- data
a numeric matrix consisting of integers between 1 and \(n_{cat}\),
where \(n_{cat}\) is maximum number of levels the categorical variables
can take. If mat.na is specified, data is assumed to contain only
non-missing data, and the rows of data are used to impute the missing values
in mat.na. Otherwise, data is also allowed to contain missing values,
and the missing values in the rows of data are imputed by employing the rows of
data showing no missing values.
Each row of data represents one of the objects that should be used to identify the
\(k\) nearest neighbors, i.e.\ if the \(k\) nearest variables should be used to
replace the missing values, then each row must represent one of the variables. If the
\(k\) nearest observations should be used to impute the missing values, then each
row must correspond to one of the observations.
- mat.na
a numeric matrix containing missing values. Must have the same number of
columns as data. All non-missing values must be integers between 1 and
\(n_{cat}\). If NULL, data is assumed to also contain the
rows with missing values.
- fac
a numeric or character vector of length nrow{data} specifying the values of
a factor used to split data into subsets. If, e.g., the values of fac
are given by the chromosomes to which the SNPs represented by the rows of data
belong, then \(k\) nearest neighbors is applied chromosomewise to the missing values
in mat.na (or data). If NULL, no such splitting is done. Must be
specified, if fac.na is specified.
- fac.na
a numeric or character vector of length nrow{mat.na} specifying the values
of a factor by which mat.na is split into subsets. Each possible value of fac.na
must be at least nn times in fac. Must be specified, if fac and mat.na
is specified. If both fac and fac.na are NULL, then no splitting is done.
- nn
an integer specifying \(k\), i.e.\ the number of nearest neighbors, used to impute
the missing values.
- distance
character string naming the distance measure used in \(k\) Nearest Neighbors.

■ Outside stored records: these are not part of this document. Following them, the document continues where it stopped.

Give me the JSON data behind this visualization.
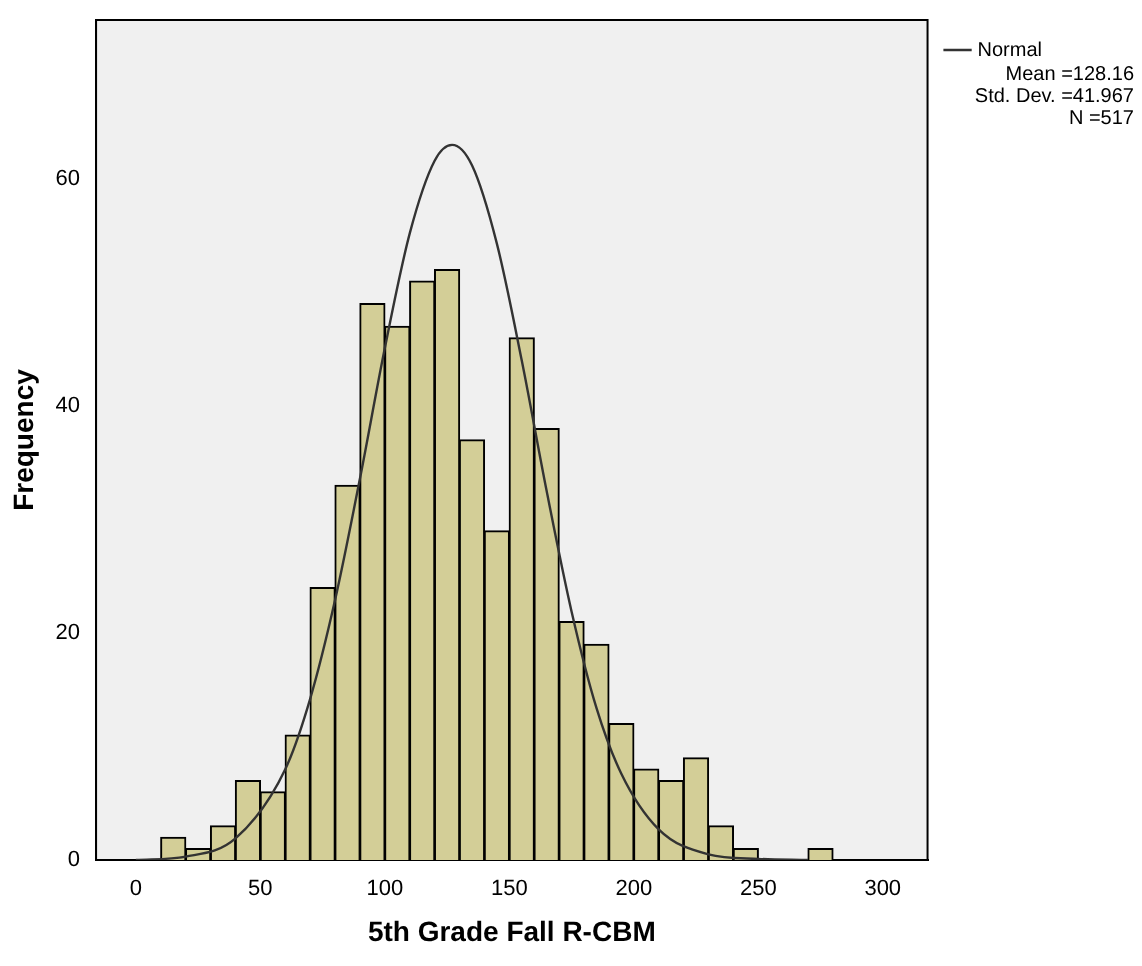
{
  "chart_data": {
    "type": "histogram",
    "xlabel": "5th Grade Fall R-CBM",
    "ylabel": "Frequency",
    "bins": [
      10,
      20,
      30,
      40,
      50,
      60,
      70,
      80,
      90,
      100,
      110,
      120,
      130,
      140,
      150,
      160,
      170,
      180,
      190,
      200,
      210,
      220,
      230,
      240,
      250,
      260,
      270,
      280
    ],
    "values": [
      2,
      1,
      3,
      7,
      6,
      11,
      24,
      33,
      49,
      47,
      51,
      52,
      37,
      29,
      46,
      38,
      21,
      19,
      12,
      8,
      7,
      9,
      3,
      1,
      0,
      0,
      1
    ],
    "color": "#d3ce97",
    "series": [
      {
        "name": "Normal",
        "type": "line",
        "color": "#333333",
        "x": [
          0,
          20,
          40,
          60,
          70,
          80,
          90,
          100,
          110,
          120,
          127,
          135,
          145,
          155,
          165,
          175,
          185,
          195,
          210,
          230,
          250,
          270
        ],
        "values": [
          0,
          0.3,
          1.9,
          8,
          14.2,
          22.9,
          33.6,
          45.1,
          55.2,
          61.6,
          63,
          61.2,
          54.3,
          44,
          32.5,
          21.9,
          13.4,
          7.6,
          2.7,
          0.5,
          0.1,
          0
        ]
      }
    ],
    "xlim": [
      -16,
      318
    ],
    "xticks": [
      0,
      50,
      100,
      150,
      200,
      250,
      300
    ],
    "ylim": [
      0,
      74
    ],
    "yticks": [
      0,
      20,
      40,
      60
    ],
    "grid": false,
    "legend": "top right",
    "marker": "none",
    "annotations": [
      "Mean =128.16",
      "Std. Dev. =41.967",
      "N =517"
    ]
  }
}
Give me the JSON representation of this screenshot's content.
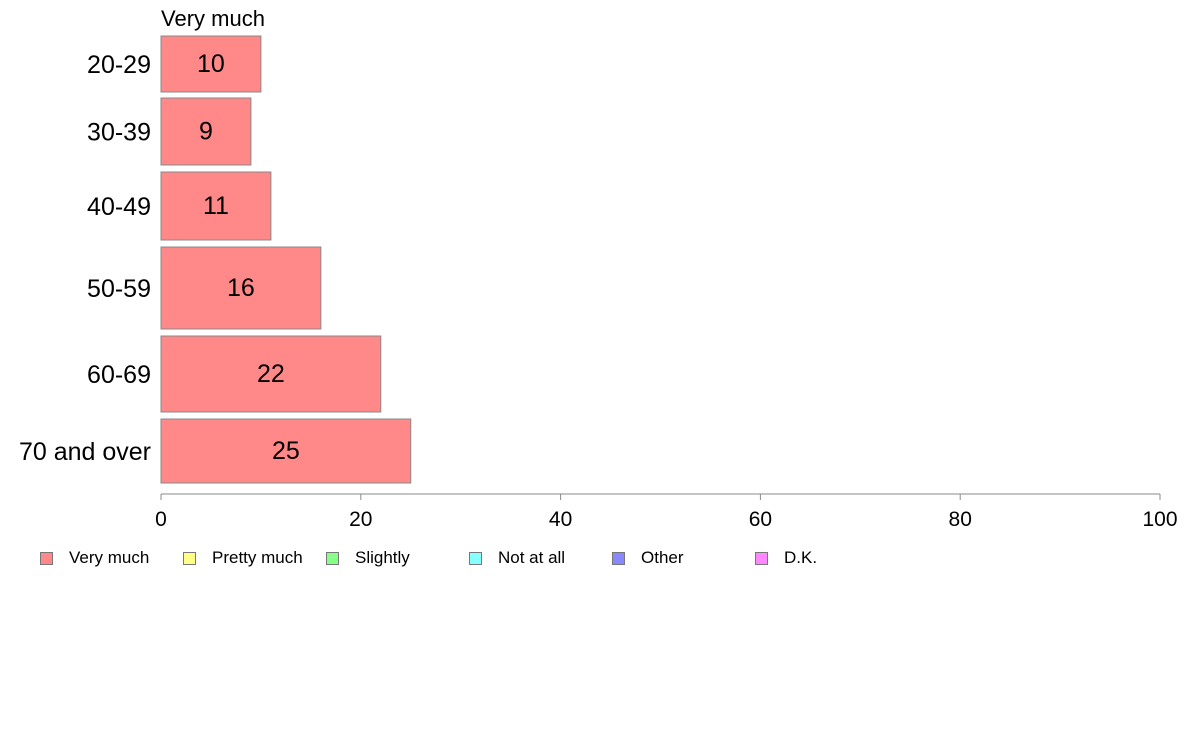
{
  "chart_data": {
    "type": "bar",
    "orientation": "horizontal",
    "title": "Very much",
    "categories": [
      "20-29",
      "30-39",
      "40-49",
      "50-59",
      "60-69",
      "70 and over"
    ],
    "series": [
      {
        "name": "Very much",
        "color": "#ff8888",
        "values": [
          10,
          9,
          11,
          16,
          22,
          25
        ]
      }
    ],
    "data_labels": [
      "10",
      "9",
      "11",
      "16",
      "22",
      "25"
    ],
    "xlim": [
      0,
      100
    ],
    "xticks": [
      0,
      20,
      40,
      60,
      80,
      100
    ],
    "grid": false,
    "legend_position": "bottom",
    "legend": [
      {
        "label": "Very much",
        "color": "#ff8888"
      },
      {
        "label": "Pretty much",
        "color": "#ffff88"
      },
      {
        "label": "Slightly",
        "color": "#88ff88"
      },
      {
        "label": "Not at all",
        "color": "#88ffff"
      },
      {
        "label": "Other",
        "color": "#8888ff"
      },
      {
        "label": "D.K.",
        "color": "#ff88ff"
      }
    ]
  }
}
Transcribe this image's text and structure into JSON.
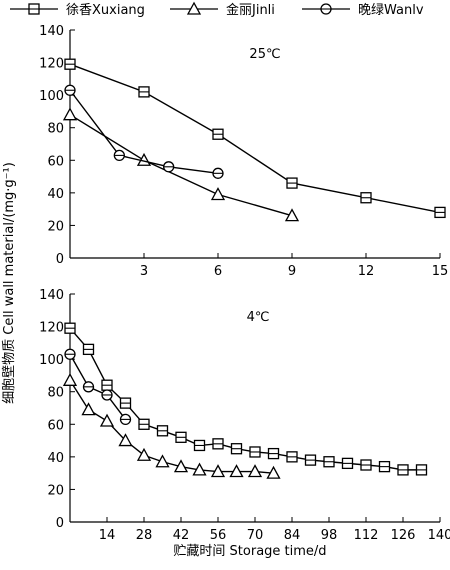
{
  "figure": {
    "ylabel": "细胞壁物质 Cell wall material/(mg·g⁻¹)",
    "xlabel": "贮藏时间 Storage time/d",
    "legend": [
      {
        "label": "徐香Xuxiang",
        "marker": "square"
      },
      {
        "label": "金丽Jinli",
        "marker": "triangle"
      },
      {
        "label": "晚绿Wanlv",
        "marker": "circle"
      }
    ]
  },
  "chart_data": [
    {
      "type": "line",
      "annotation": "25℃",
      "xlim": [
        0,
        15
      ],
      "ylim": [
        0,
        140
      ],
      "xticks": [
        3,
        6,
        9,
        12,
        15
      ],
      "yticks": [
        0,
        20,
        40,
        60,
        80,
        100,
        120,
        140
      ],
      "series": [
        {
          "name": "徐香Xuxiang",
          "marker": "square",
          "x": [
            0,
            3,
            6,
            9,
            12,
            15
          ],
          "y": [
            119,
            102,
            76,
            46,
            37,
            28
          ]
        },
        {
          "name": "金丽Jinli",
          "marker": "triangle",
          "x": [
            0,
            3,
            6,
            9
          ],
          "y": [
            88,
            60,
            39,
            26
          ]
        },
        {
          "name": "晚绿Wanlv",
          "marker": "circle",
          "x": [
            0,
            2,
            4,
            6
          ],
          "y": [
            103,
            63,
            56,
            52
          ]
        }
      ]
    },
    {
      "type": "line",
      "annotation": "4℃",
      "xlim": [
        0,
        140
      ],
      "ylim": [
        0,
        140
      ],
      "xticks": [
        14,
        28,
        42,
        56,
        70,
        84,
        98,
        112,
        126,
        140
      ],
      "yticks": [
        0,
        20,
        40,
        60,
        80,
        100,
        120,
        140
      ],
      "series": [
        {
          "name": "徐香Xuxiang",
          "marker": "square",
          "x": [
            0,
            7,
            14,
            21,
            28,
            35,
            42,
            49,
            56,
            63,
            70,
            77,
            84,
            91,
            98,
            105,
            112,
            119,
            126,
            133
          ],
          "y": [
            119,
            106,
            84,
            73,
            60,
            56,
            52,
            47,
            48,
            45,
            43,
            42,
            40,
            38,
            37,
            36,
            35,
            34,
            32,
            32
          ]
        },
        {
          "name": "金丽Jinli",
          "marker": "triangle",
          "x": [
            0,
            7,
            14,
            21,
            28,
            35,
            42,
            49,
            56,
            63,
            70,
            77
          ],
          "y": [
            87,
            69,
            62,
            50,
            41,
            37,
            34,
            32,
            31,
            31,
            31,
            30
          ]
        },
        {
          "name": "晚绿Wanlv",
          "marker": "circle",
          "x": [
            0,
            7,
            14,
            21
          ],
          "y": [
            103,
            83,
            78,
            63
          ]
        }
      ]
    }
  ]
}
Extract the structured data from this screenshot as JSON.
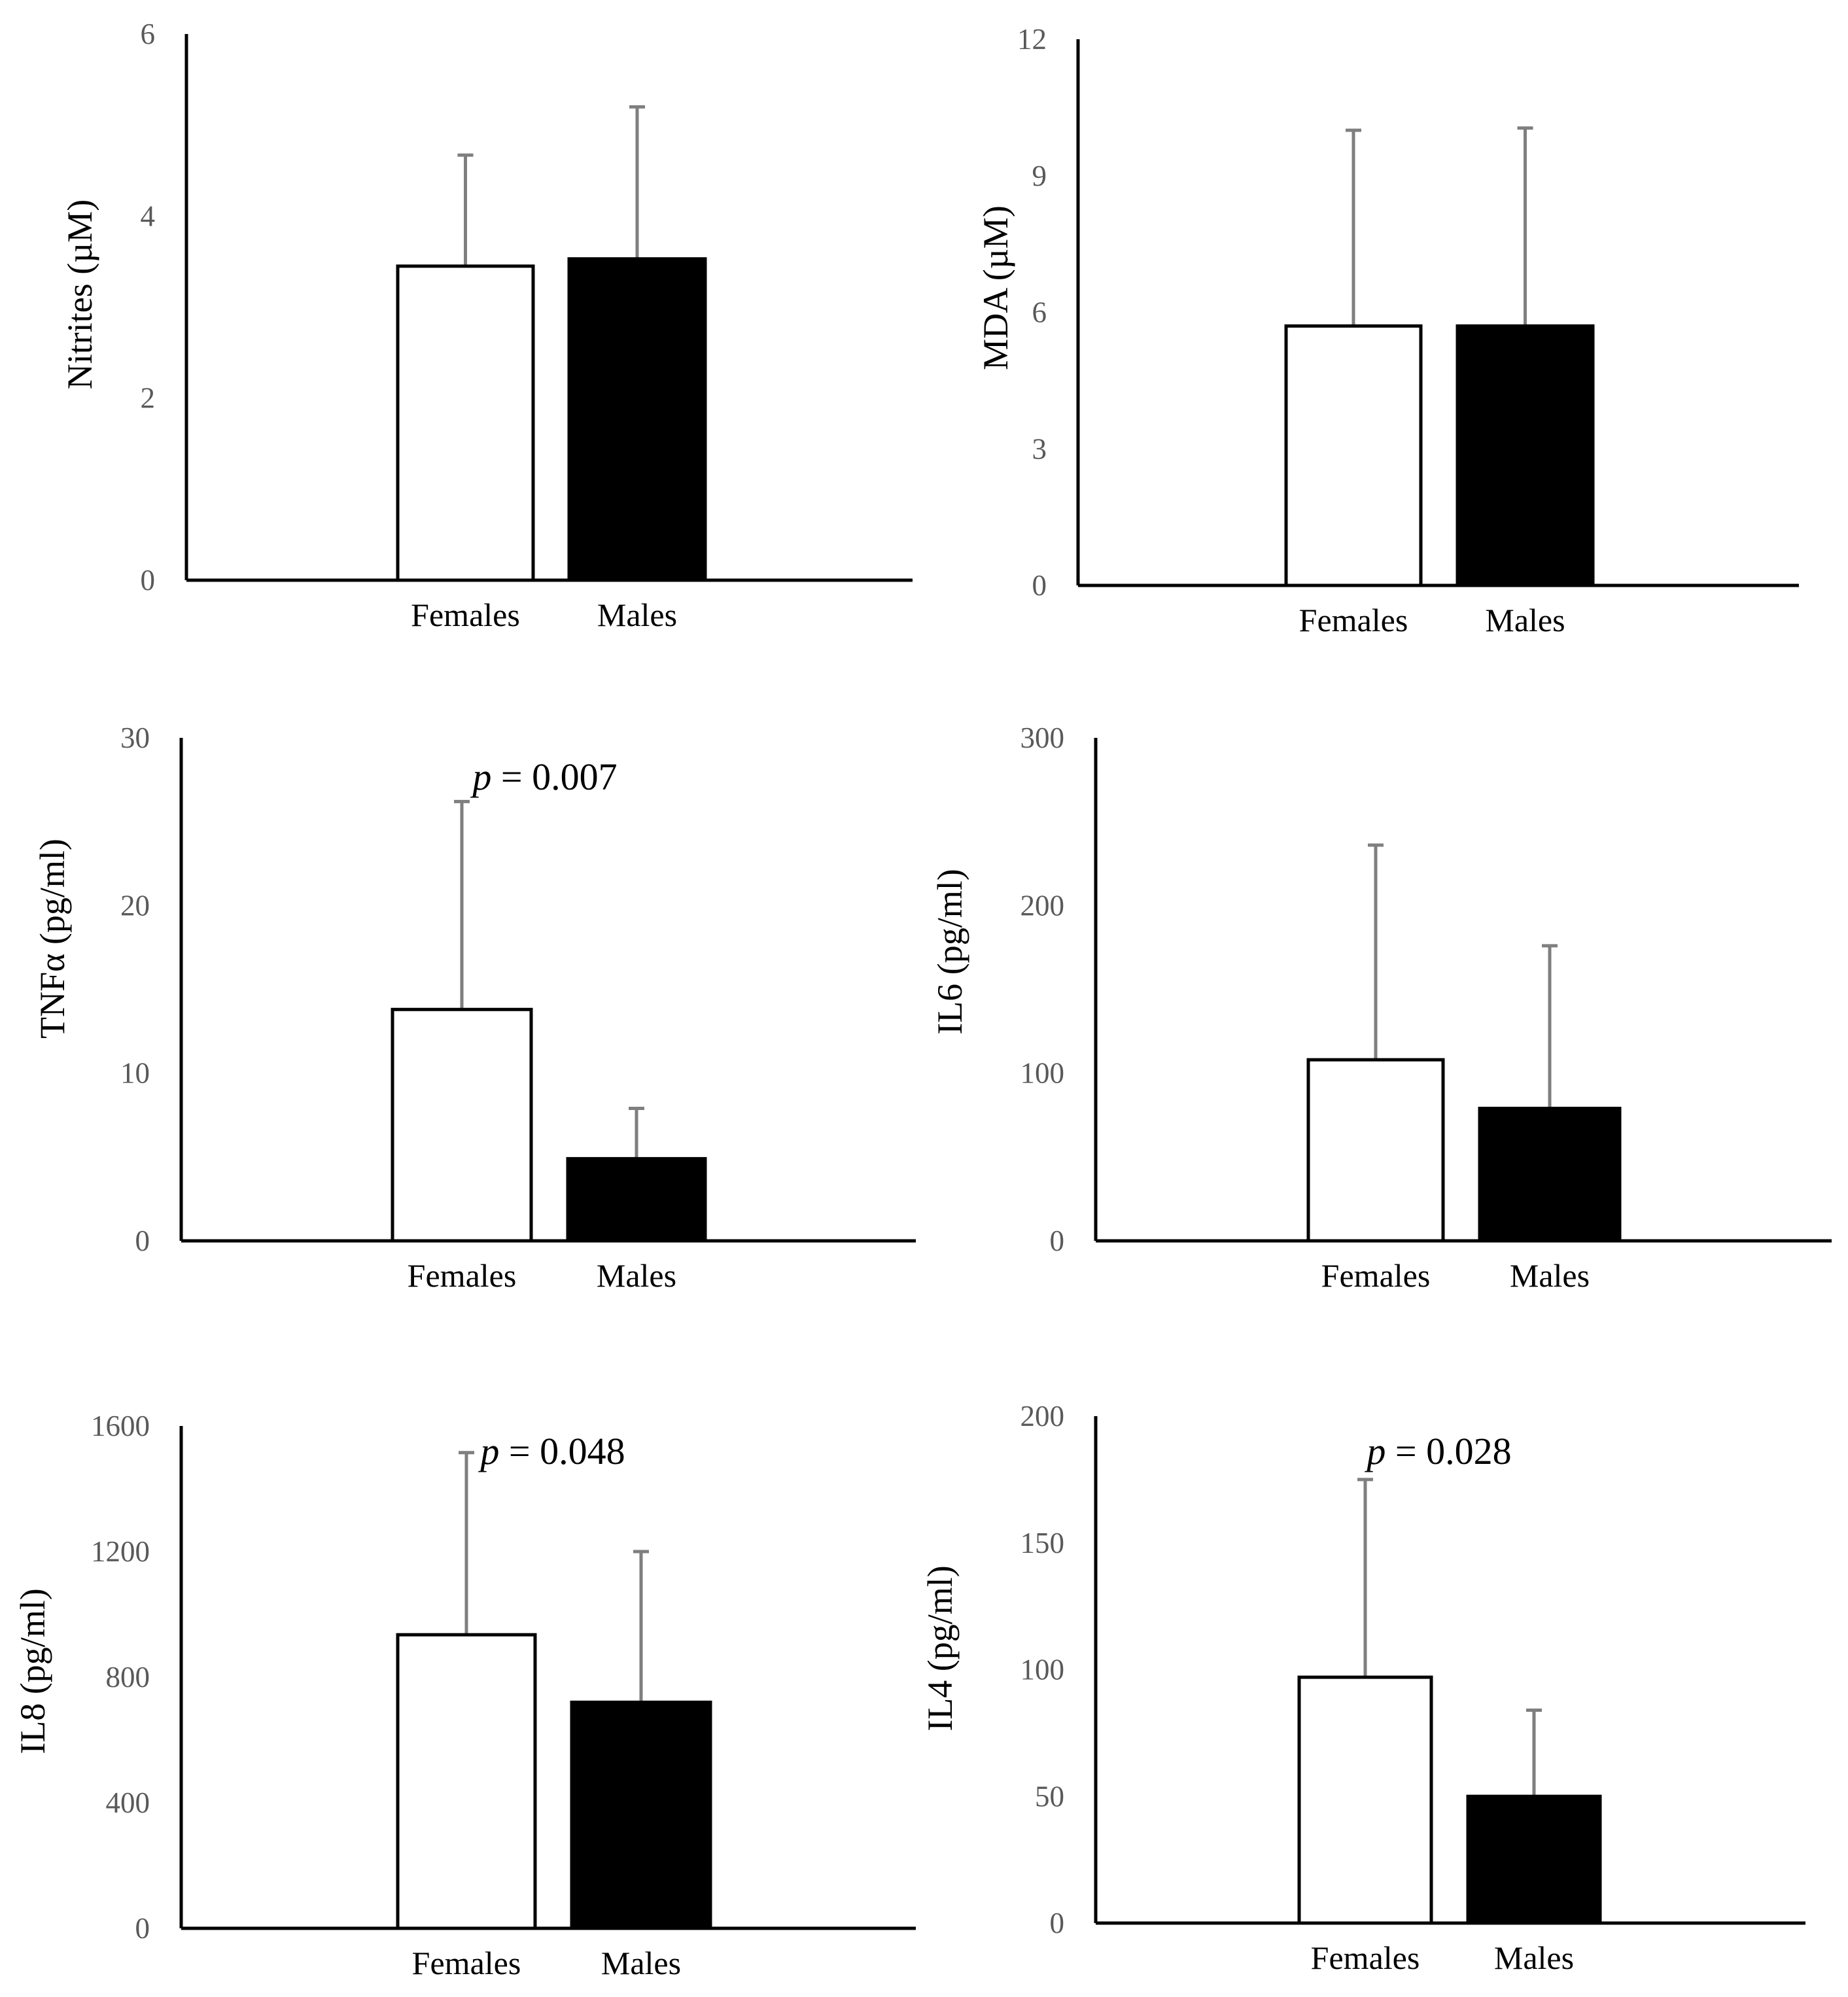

Must be either "smc" (default), "cohen", "snp1norm" (which denotes the
Manhattan distance for SNPs), or "pcc".
- n.num
an integer giving the number of rows of mat.na considered simultaneously
when replacing the missing values in mat.na.
- use.weights
should weighted \(k\) nearest neighbors be used to impute the missing values?
If TRUE, the votes of the nearest neighbors are weighted by the reciprocal of their
distances to the variable (or observation) whose missing values are imputed.
- verbose
should more information about the progress of the imputation be printed?